Markkula continued to guide the firm much longer than he ever intended to, serving as chairman all the way from 1985 to 1997. In 1993 he reluctantly joined with CEO John Sculley in ousting Jobs from the firm. Eventually, he also helped force Sculley out.
Another less-known genius who provided a key part of the brain trust surrounding Jobs and Woz was Jef Raskin, a high-altitude “sky” thinker (Blue Sky and Red Sky patterns working in tandem). Raskin played a seminal role in the invention of the Macintosh computer, and reportedly introduced Jobs to the pioneers of the graphic interface at Xerox’s Palo Alto research facility.
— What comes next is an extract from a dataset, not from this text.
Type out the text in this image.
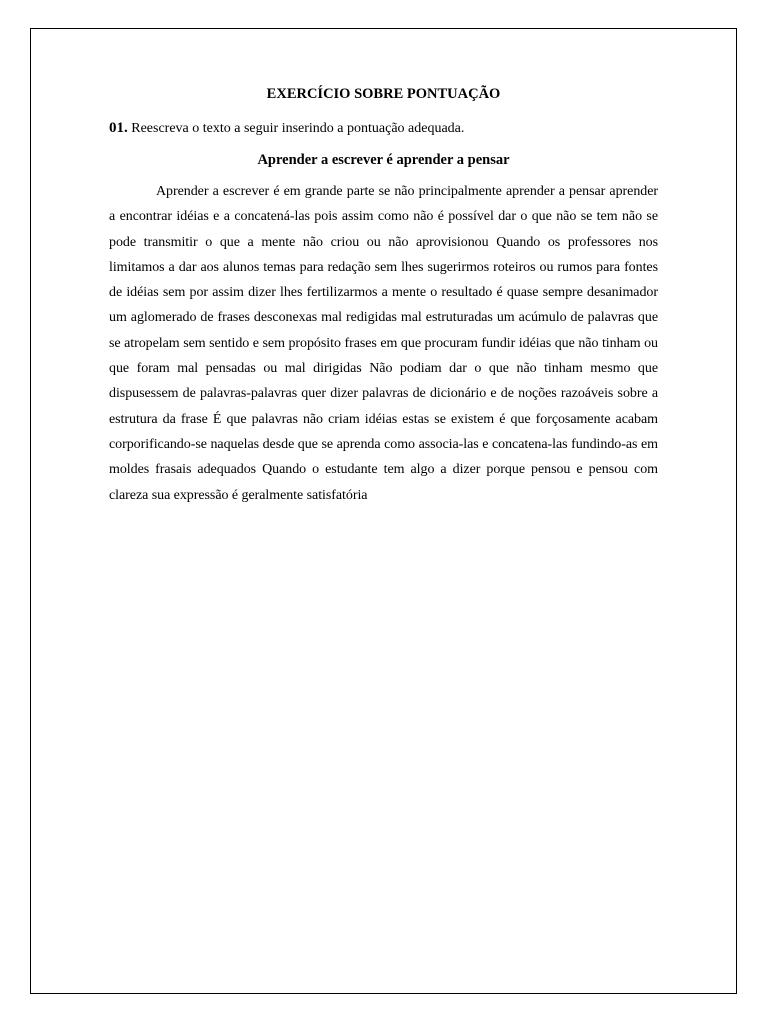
EXERCÍCIO SOBRE PONTUAÇÃO

01. Reescreva o texto a seguir inserindo a pontuação adequada.

Aprender a escrever é aprender a pensar

Aprender a escrever é em grande parte se não principalmente aprender a pensar aprender a encontrar idéias e a concatená-las pois assim como não é possível dar o que não se tem não se pode transmitir o que a mente não criou ou não aprovisionou Quando os professores nos limitamos a dar aos alunos temas para redação sem lhes sugerirmos roteiros ou rumos para fontes de idéias sem por assim dizer lhes fertilizarmos a mente o resultado é quase sempre desanimador um aglomerado de frases desconexas mal redigidas mal estruturadas um acúmulo de palavras que se atropelam sem sentido e sem propósito frases em que procuram fundir idéias que não tinham ou que foram mal pensadas ou mal dirigidas Não podiam dar o que não tinham mesmo que dispusessem de palavras-palavras quer dizer palavras de dicionário e de noções razoáveis sobre a estrutura da frase É que palavras não criam idéias estas se existem é que forçosamente acabam corporificando-se naquelas desde que se aprenda como associa-las e concatena-las fundindo-as em moldes frasais adequados Quando o estudante tem algo a dizer porque pensou e pensou com clareza sua expressão é geralmente satisfatória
As early as 1981, Raskin envisioned “computers for the millions,” and conceived of various product incarnations that even foreshadowed today’s iPad and other portable devices.
The backroom figures who completed the picture
Throughout Apple’s “Camelot” phase, other bright and talented thinkers of various patterns made crucial but largely unsung contributions. “Red Earth” whiz-kids (right-brained and concrete) crafted product styles and designs unheard of in the world of technological products. Many of their ideas set the standard for hardware and software products we use today.
Jobs’s famously abrasive “personality” might be explained, at least in part, by the frustration he must have felt in trying to make himself understood by those around him. Typically left-brained, or “blue” thinkers, his associates may not have arranged their mental furniture the way he arranged his. Ideas and conclusions that seemed absolutely obvious to him may not have fit well with their idea-processing patterns—their “thinking styles.”
Jobs could be quite affable and even charming on occasion, which weakens the claim some have made that he was afflicted with Asperger’s Syndrome. I believe it’s much more likely that he, like many Red Sky thinkers who find themselves in organizational environments, felt like the proverbial stranger in a strange land. When you’re extremely bright, you’ve got lots of ideas, and your ideas tend to outrun your words, you can become acutely frustrated when people don’t understand you.
All of the pieces of the puzzle
None of this diminishes in the slightest the contributions Jobs made to the world of information products. But we know that history has a way of simplifying and streamlining the big stories. Historians, like journalists, tend to dislike stories with “too many heroes.” They have a strong inclination to raise up one towering figure above others and to summarize the contributions of the rest.